Little did she know that soon afterwards Kaseraera and Karirao would murder Joubert. As he drove up to a gate near where they were watching, unobserved, the bakkie stuck in the soft sand. He let some air out of the tyres, then opened the gate. As he walked back to his vehicle Kaseraera shot him in the chest.

The two quickly checked his pockets and took the little cash he had – they would later use this to buy dagga. But first they dumped his body in the bushes, then drove the bakkie to the place where they were staying. All the equipment from Joubert’s expedition they hastily off-loaded and hid; some they buried. Next, to confuse searchers even more, Karirao drove the bakkie 100 km and left it in the veld, before catching several rides home.

By then however the police had both in their sights. Joubert’s body was found quickly and the company that supplied his vehicle’s GPS tracking device was able to pin point its movements. Thus the police knew where the device had last operated, and that’s where they started looking.

Soon they had all the evidence they needed to charge the pair. Kaseraera pleaded guilty; Karirao claimed he had been forced to participate. Dismissing this defence, the court sentenced him to an effective 50 years: 30 for murder and 20 for robbery with aggravating circumstances.

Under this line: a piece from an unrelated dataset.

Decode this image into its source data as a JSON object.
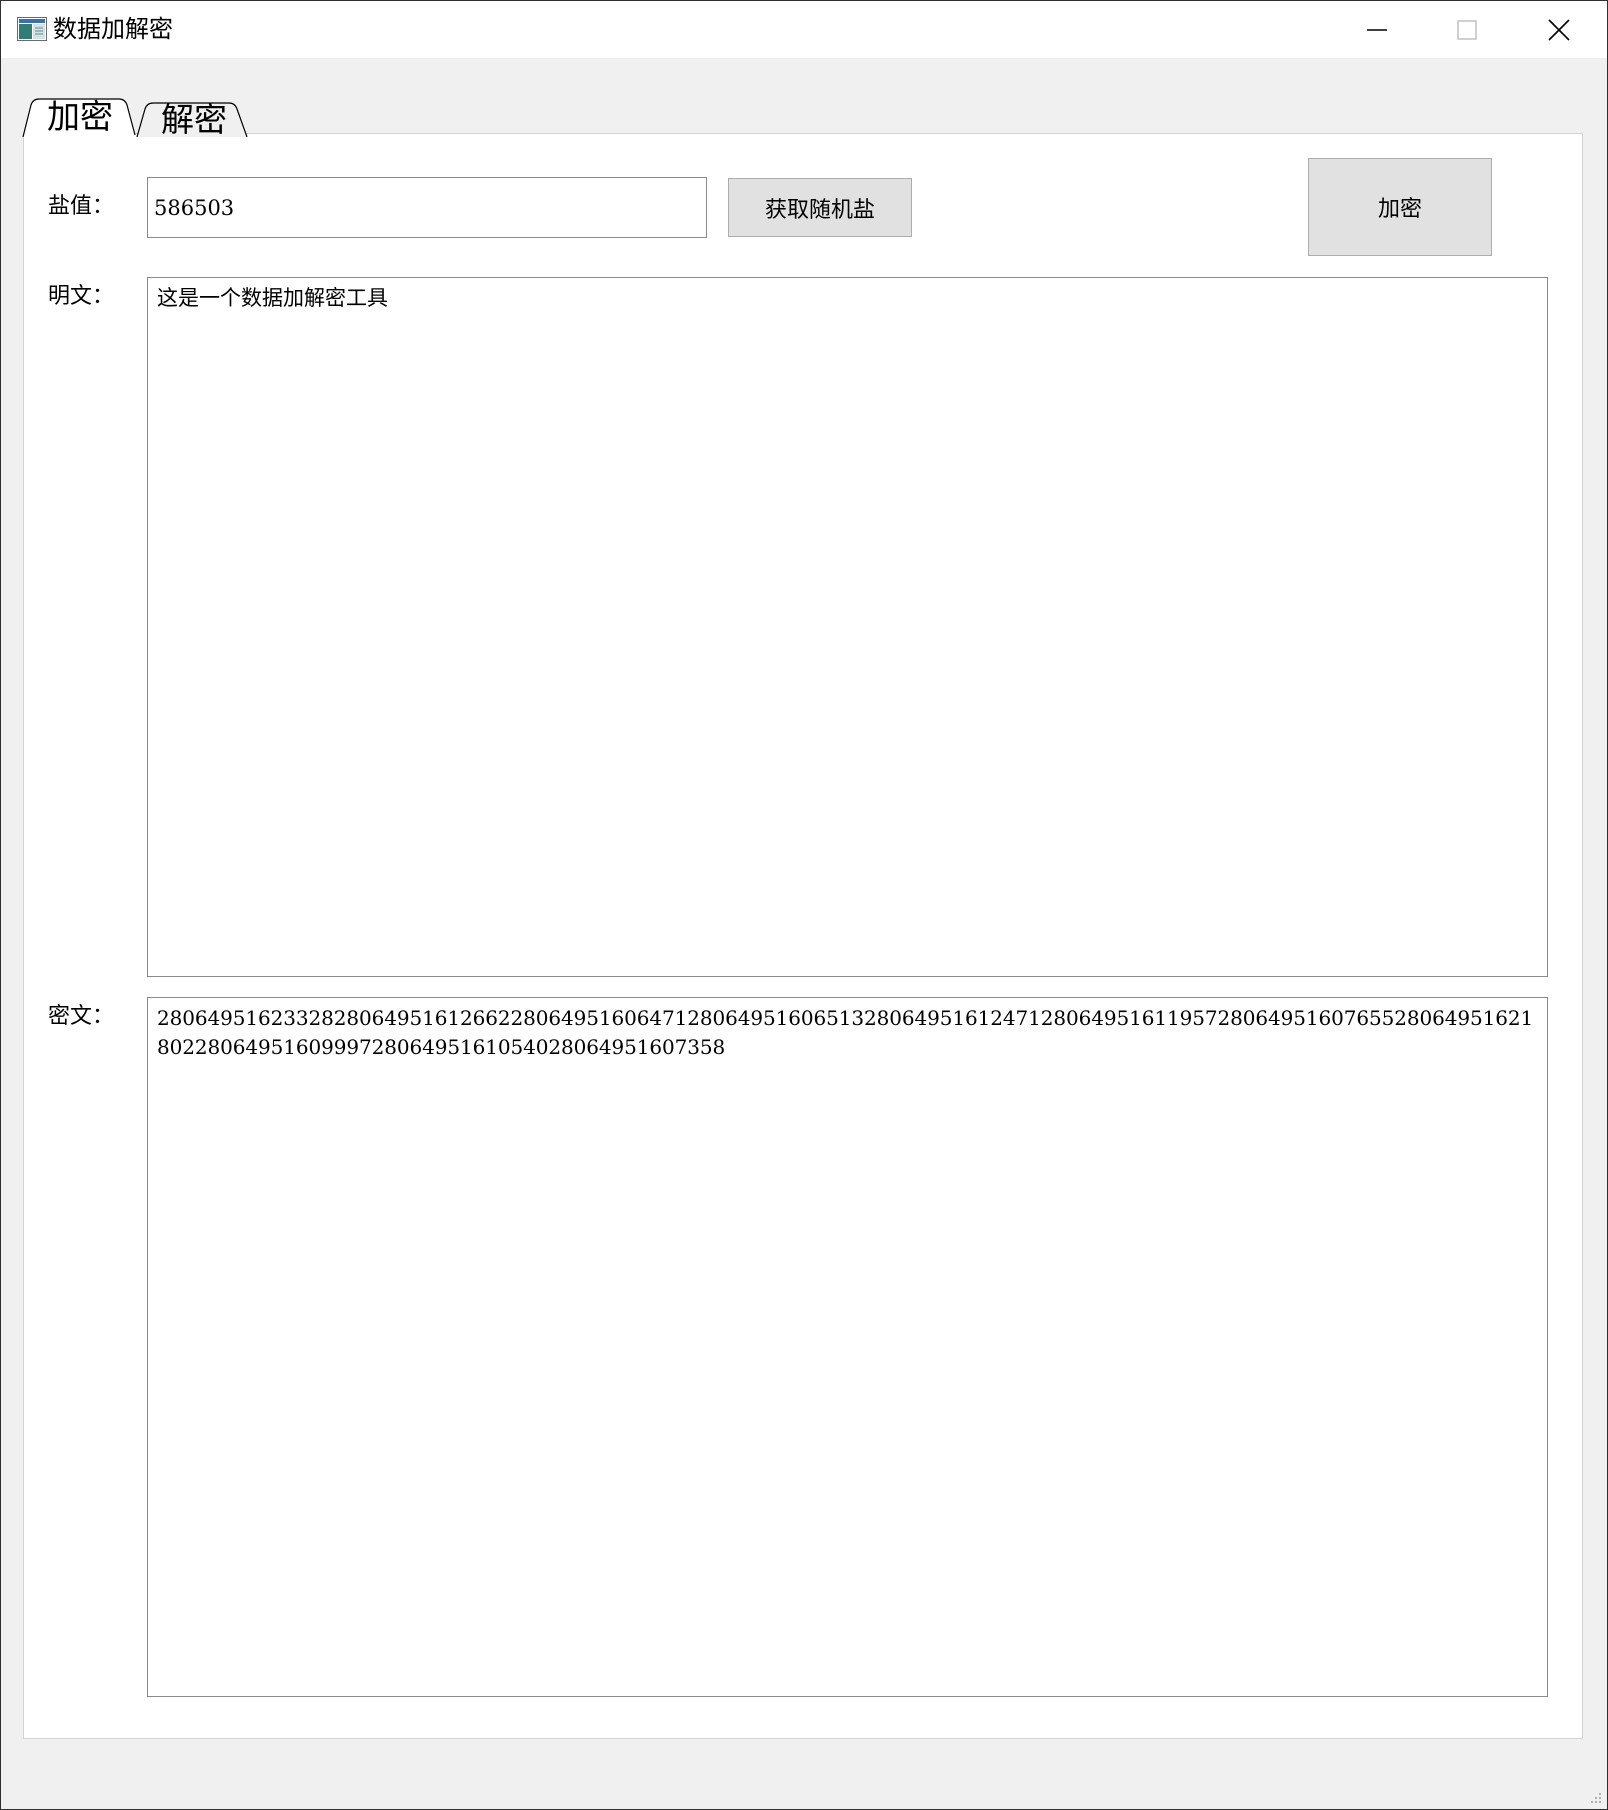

This was reduced slightly on appeal and part of the robbery sentence will now run concurrently with the murder sentence.

In its judgment, delivered last month, the appeal court noted that Joubert had been mapping out the route taken by ‘a group of people’ who migrated through southern Africa before settling in Angola during the late 1800s. ‘Their epic trek took them though some of the most desolated and arid parts of southern Africa, hence the name “Dorsland (Thirstland) Trek”.’

Perhaps modern adventure-seekers eyeing the Dorsland trek route should pause to consider: not even state of the art gadgets and equipment can guarantee they will return safely from this tough and ‘most desolate’ part of the world.